To west London for the second of Luke Combs’ sell-out nights on what has been an impressively sold-out debut UK tour. Combs has made huge commercial and creative headway in the last three years and his debut album (since generously expanded with a handful of extra tracks) has been hoovering up accolades and indeed hefty sales, streaming and Spotify hits. It’s not hard to see why.
Although he didn’t learn the guitar until he was twenty-one, the man seems to have been born with catchy riffs in his genes and works to an ear-catching formula with great effect. Notably all the tracks on the album, a Sony Nashville release (not something we see much of here at Americana UK) are co-writes. His grounded, humble and gracious demeanour does him no harm at all. Raised in the emerging musical hub of Asheville North Carolina, he left Arkansas State University in the final semester (“with 21 hours left of my degree” as he states) to focus on his musical career and he is now based in Nashville.
The focus on the presentation is kept refreshingly simple despite the scale of the venue. He is a no-frills blue-collar guy. Thematically, he runs the gamut of relationships (before, during and after), barroom antics (or sometimes, just beer in a domestic setting), travelling the road in small- and mid-town America, with enough lyrical insight to keep the audience on aural alert. Indeed, most of them seem to have learned the full lyrical output of his career to date – which he observes with relish. We are talking a countrified take on US rock here, something in an Eric Church mode with perhaps an extra commercial slickness or a more chest-beating Chris Stapleton ramped up to 11. Big lengthy guitar notes, simple vernacular lyricism, thundering drums up front on most tracks and anthemic choruses. The band fleshing out his big sound on tour are Robert Williford and Tyler King on guitars; Jake Sommers ,drums; Delaney Baker, bass and Kurt Ozan on Dobro and pedal steel (which adds some nuance to the guitar-heavy dominance). Combs is hugely prolific as he currently has over 20 tracks already laid down from which to select the follow up album’s contents. How he chooses the singles to be released must be a tricky selection, but we were treated to the likes of ‘Hurricane’ (“the song that changed my life”), ‘Must’ve Never Met You’, ‘Beautiful Crazy’, ‘One Number Away’ and ‘She Got the Best of Me’.
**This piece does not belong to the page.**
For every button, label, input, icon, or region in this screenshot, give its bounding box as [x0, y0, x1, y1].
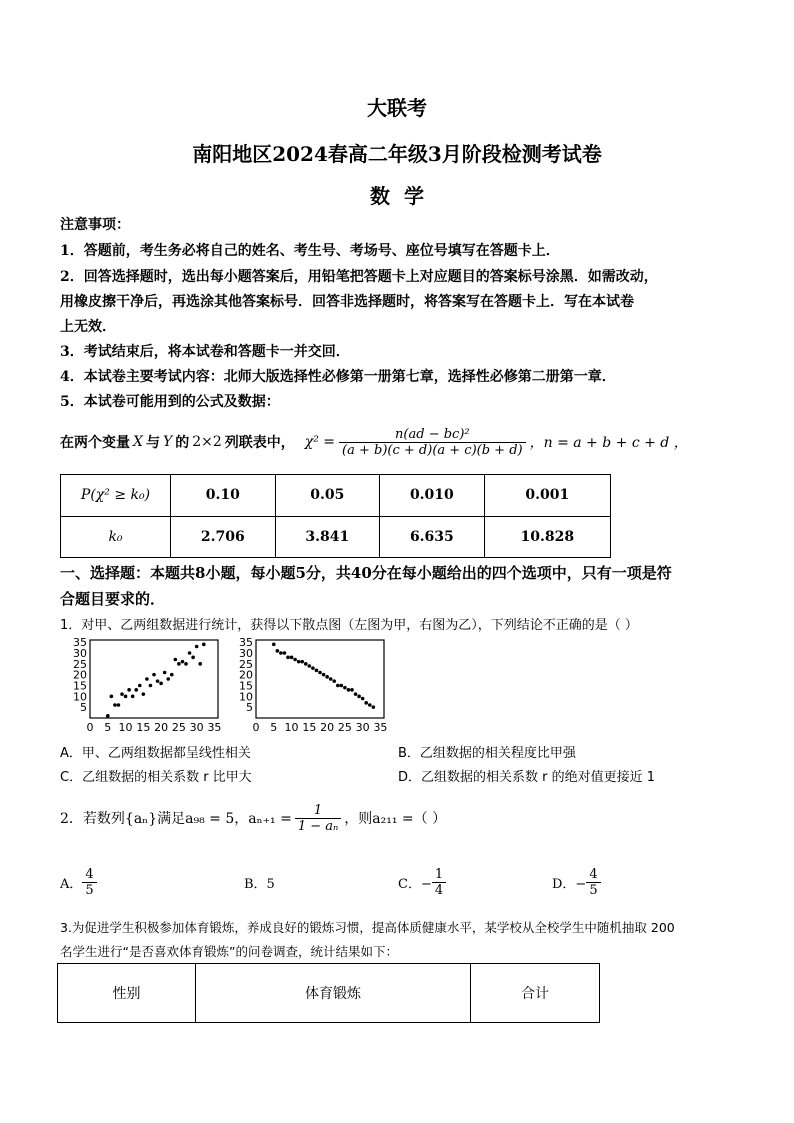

The support act – and we were spoiled here – was the splendid Ashley McBryde who has herself been making big waves in the industry. Like Combs, she is a 2018 ‘graduate’ of the C2C extravaganza. Born and raised in Arkansas, she released her first EP in 2007 (shortly after being spotted as one to watch by Eric Church) so she has paid her dues before the current breakthrough. Keenly inked, she has a powerful repertoire, more diverse tempos than the headliner and an admirable skill for crafting a rock-side-of-country gem. Tonight she was solo and acoustic which brought her belter of a voice to the fore, happy to max out on a 60-minute set, a favour from the headliner. She showcased her album ‘Girl Going Nowhere’ whose title refers to how she was perceived at school (“Don’t waste your life/Behind that guitar”). Lyrically and thematically she occupies broadly similar terrain to Combs and it’s notable that she too shares his wonder at having made the transition from middle America to global venue-filler. ‘Radioland’ is her tribute to the power of radio to motivate and inspire youngsters living in quieter parts of the States. ‘Livin’ Next to Leroy’ and ‘Jacket’ are standout rockier tracks. Leroy is ‘a transplant from Alabama’ and is a cipher for the cross-USA drug dependency (“the first time I met him/He asked me for a spoon”). The latter is a poignant song about all the concert memories collected over many years that the singer’s dad’s jacket has been worn at, a great conceit with a fine melody. She completed her set with a cover of ‘Jolene’ and then Johnny Cash’s version of ‘I’ve Been Everywhere’ to which she adds her own distinctive verse, and then rounded it off with her own ‘A Little Dive Bar in Dahlonega’ singing that she was, “Trying to make the best/Of those worst day kind of nights”.